I can’t remember a time before him.

We moved away soon after he was born

and I never came back 

until now,

a road trip vacation 

with husband and children.

It’s Friday, we go home on Sunday.

I’ll come to you, I write,

thinking about the absurdity of logistics, of where I am—

in Chicago, finding out my brother’s dying.

We’d done the tourist things,

seen the miniatures and the skyscrapers,

been given end-of-day donuts 

by a waiter at a small-plate Italian place. 

I’d dealt with minor sibling squabbles,

left them piled up on a bench in Modern Art

while I stared at Matisse’s Apples, 1916–

trying to learn the secret to still life.
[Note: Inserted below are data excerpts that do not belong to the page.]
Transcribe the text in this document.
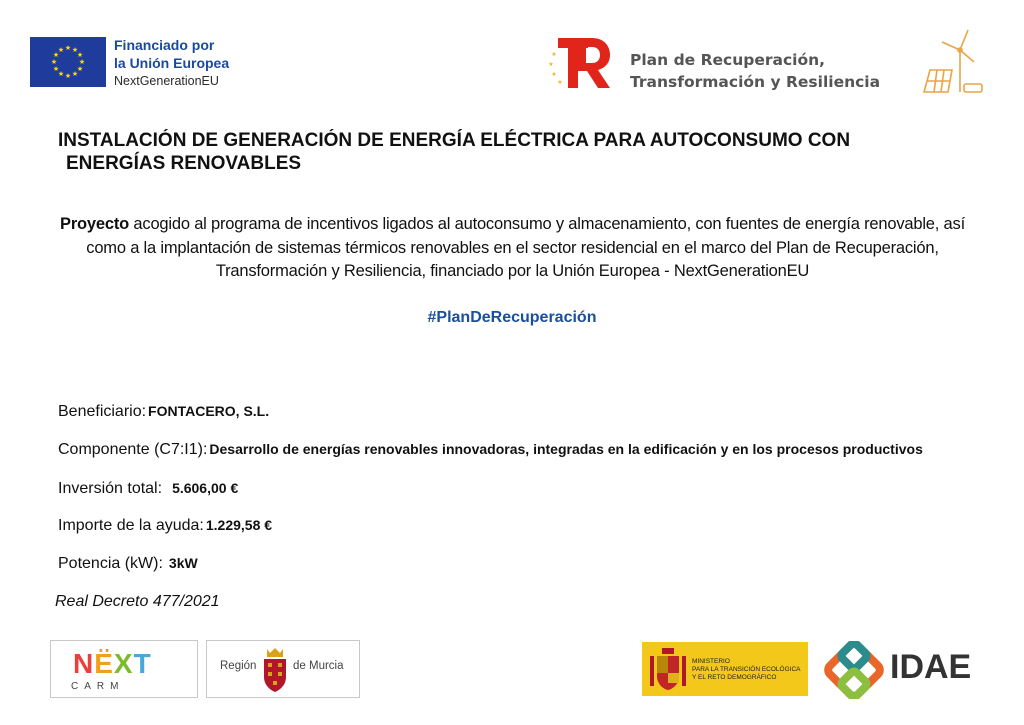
★ ★
★
★
★
★
★
★
★
★
★
★	Financiado por
la Unión Europea
NextGenerationEU
★
★
★
★
Plan de Recuperación,
Transformación y Resiliencia
INSTALACIÓN DE GENERACIÓN DE ENERGÍA ELÉCTRICA PARA AUTOCONSUMO CON
ENERGÍAS RENOVABLES
Proyecto acogido al programa de incentivos ligados al autoconsumo y almacenamiento, con fuentes de energía renovable, así como a la implantación de sistemas térmicos renovables en el sector residencial en el marco del Plan de Recuperación, Transformación y Resiliencia, financiado por la Unión Europea - NextGenerationEU
#PlanDeRecuperación
Beneficiario: FONTACERO, S.L.
Componente (C7:I1): Desarrollo de energías renovables innovadoras, integradas en la edificación y en los procesos productivos
Inversión total: 5.606,00 €
Importe de la ayuda: 1.229,58 €
Potencia (kW): 3kW
Real Decreto 477/2021
NËXT
CARM
Región	de Murcia	MINISTERIO
PARA LA TRANSICIÓN ECOLÓGICA
Y EL RETO DEMOGRÁFICO	IDAE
On Saturday we’ll walk to Navy Pier.

I’ll see a man with two small boys,

a man who looks like him.

My brother would like it here.

He’d be up on the Centennial Wheel—

not this wheel that keeps bringing me back

to where we started.

I have a picture of low thick clouds

over Lake Michigan.  You could turn 

the photo upside down and it wouldn’t matter:

whitecaps or clouds. 



Kim Rossi is a poet and speech language pathologist living in Decatur, Georgia. Her poems have been published in isotrope. When she is not working and playing with language, she can be found wandering streets and forest trails.